An über 30 Untergebene des Amtes Lauterstein vergab August der Starke am 26. September 1701 einen Teil des Kammergutes und des Vorwerkes. Somit ist der eigentliche Ort Niederlauterstein erst 288 Jahre alt. Die Schloßruine wurde beim Bau benötigter Wohn- und Arbeitsstätten wiederholt als Steinbruch genutzt. Gab es doch noch keine Denkmalpflege, wenngleich daraus entstandene Bauwerke heute bereits anerkannten Kulturwert besitzen. Auch Bergbau wurde vor 400 Jahren hier betrieben. Belegt sind die Zechen "St. Wolfgang" und "St. Wenzel". Fundgrüberei ist also längst Geschichte in dieser Gegend. Doch wurde 1974 - 1979 wieder auf dem Schloßareal gegraben, und zwar ebenfalls durch das Landesmuseum für Vorgeschichte Dresden. Die Funde ergaben, daß die Burg in der zweiten Hälfte des 12. Jahrhunderts entstand. Durch den Rat der Gemeinde Niederlauterstein werden um den Ruinenkomplex Pflegearbeiten durchgeführt. Hinweisschilder lassen die wichtigsten Daten der langen Geschichte dieser Stätte ablesen. Die Ruinen selbst genießen gesetzlichen Schutz als Denkmalobjekte und sollen in diesem Zustand auch noch kommenden Generationen von einstiger Feudalmacht künden.

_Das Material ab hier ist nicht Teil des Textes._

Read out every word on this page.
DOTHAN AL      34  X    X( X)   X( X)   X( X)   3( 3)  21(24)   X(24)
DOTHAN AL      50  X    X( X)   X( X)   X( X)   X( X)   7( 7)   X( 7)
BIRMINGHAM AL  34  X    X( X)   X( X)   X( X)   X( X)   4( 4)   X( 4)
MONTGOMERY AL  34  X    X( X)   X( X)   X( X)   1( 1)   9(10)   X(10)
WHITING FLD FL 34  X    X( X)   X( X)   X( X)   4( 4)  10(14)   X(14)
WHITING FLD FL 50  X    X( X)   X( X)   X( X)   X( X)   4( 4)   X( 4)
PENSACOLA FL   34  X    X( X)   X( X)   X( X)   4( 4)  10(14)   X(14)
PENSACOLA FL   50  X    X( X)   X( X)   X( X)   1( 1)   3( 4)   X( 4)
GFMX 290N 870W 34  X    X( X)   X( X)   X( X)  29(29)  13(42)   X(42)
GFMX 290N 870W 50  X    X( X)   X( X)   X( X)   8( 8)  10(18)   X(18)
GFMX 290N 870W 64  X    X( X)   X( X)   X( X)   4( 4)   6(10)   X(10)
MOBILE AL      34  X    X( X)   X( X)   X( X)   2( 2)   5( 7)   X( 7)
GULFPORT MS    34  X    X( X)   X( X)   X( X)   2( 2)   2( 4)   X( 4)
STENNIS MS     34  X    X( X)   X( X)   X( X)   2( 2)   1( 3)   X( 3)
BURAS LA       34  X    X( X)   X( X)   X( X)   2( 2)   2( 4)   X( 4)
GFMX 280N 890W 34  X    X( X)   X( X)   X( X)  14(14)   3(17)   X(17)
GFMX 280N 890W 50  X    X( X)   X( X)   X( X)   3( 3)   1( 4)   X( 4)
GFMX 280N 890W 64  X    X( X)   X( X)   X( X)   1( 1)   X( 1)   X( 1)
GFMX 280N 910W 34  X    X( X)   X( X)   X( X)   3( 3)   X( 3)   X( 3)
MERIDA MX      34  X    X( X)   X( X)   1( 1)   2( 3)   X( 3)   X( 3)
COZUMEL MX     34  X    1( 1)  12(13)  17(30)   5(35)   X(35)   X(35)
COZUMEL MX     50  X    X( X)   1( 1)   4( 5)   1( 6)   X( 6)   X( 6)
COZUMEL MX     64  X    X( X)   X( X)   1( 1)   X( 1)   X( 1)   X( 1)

  1. Nach der Grenzbeschreibung des "Hersfelder Eigens" aus der Mitte des 12. Jahrhunderts gehörte das Gebiet Lauterstein/Nidberg nicht zum Klosterbesitz!
  2. vielleicht! Vielleicht aber auch nicht. Ein einziges Dokument und einige mittelalterliche Scherben sind ein ziemlich dünner Beweis. Genausoviel spräche beispielsweise für den Standort am Katzenstein (Das Raubschloss): Scherbenfunde, Lage an der Pockau ... siehe auch 4).
  3. Herr Geupel meint, die Grundmauern des "Turmes" hätten außerhalb der Mauern gelegen. Was für eine Burg immerhin sehr außergewöhnlich wäre.
  4. "Die Grenze verläuft von der Pockau zur Striegis" steht in der genannten Urkunde. Das ist gewiss alles andere als genau!
  5. Und wenn man die Originaltexte verändert, bis sie passen, wird man nicht viel Realität erfahren! Original heißt es nämlich: "bis Nidberg, welches Werner erbaute, und vom Fluss, der vor Nidberg vorüberfließt, bis an die große Striegis".
  6. Es ist wenig wahrscheinlich, hier viele slavische Namen zu finden. Schließlich war die Gegend vor 1100 unbewohnt; wer sollte da Details benennen?
  7. Dazu Geupel 1978 und 1979, der damalige Chef-Ausgräber.
  8. "Schloss" ist wohl mächtig übertrieben, die Burg nannte sich auch nie so.
  9. Auch nur die halbe Wahrheit: Es diente zwar als Gefängnis, wurde aber nie dazu benutzt, weil es zu eklig war (Neue Kirchengalerie 1904)
  10. Wirklich erstaunlich: Mitten im Erzgebirge baut man im Mittelalter Türme aus Bruchsteinen ...
  11. Mit "Trutzfeste" wars da aber schon lange, lange vorbei!
  12. Klingt gefährlich, wars aber nicht: Der Krieg "tobte" weit weg und kam erst nach 1629 hierher.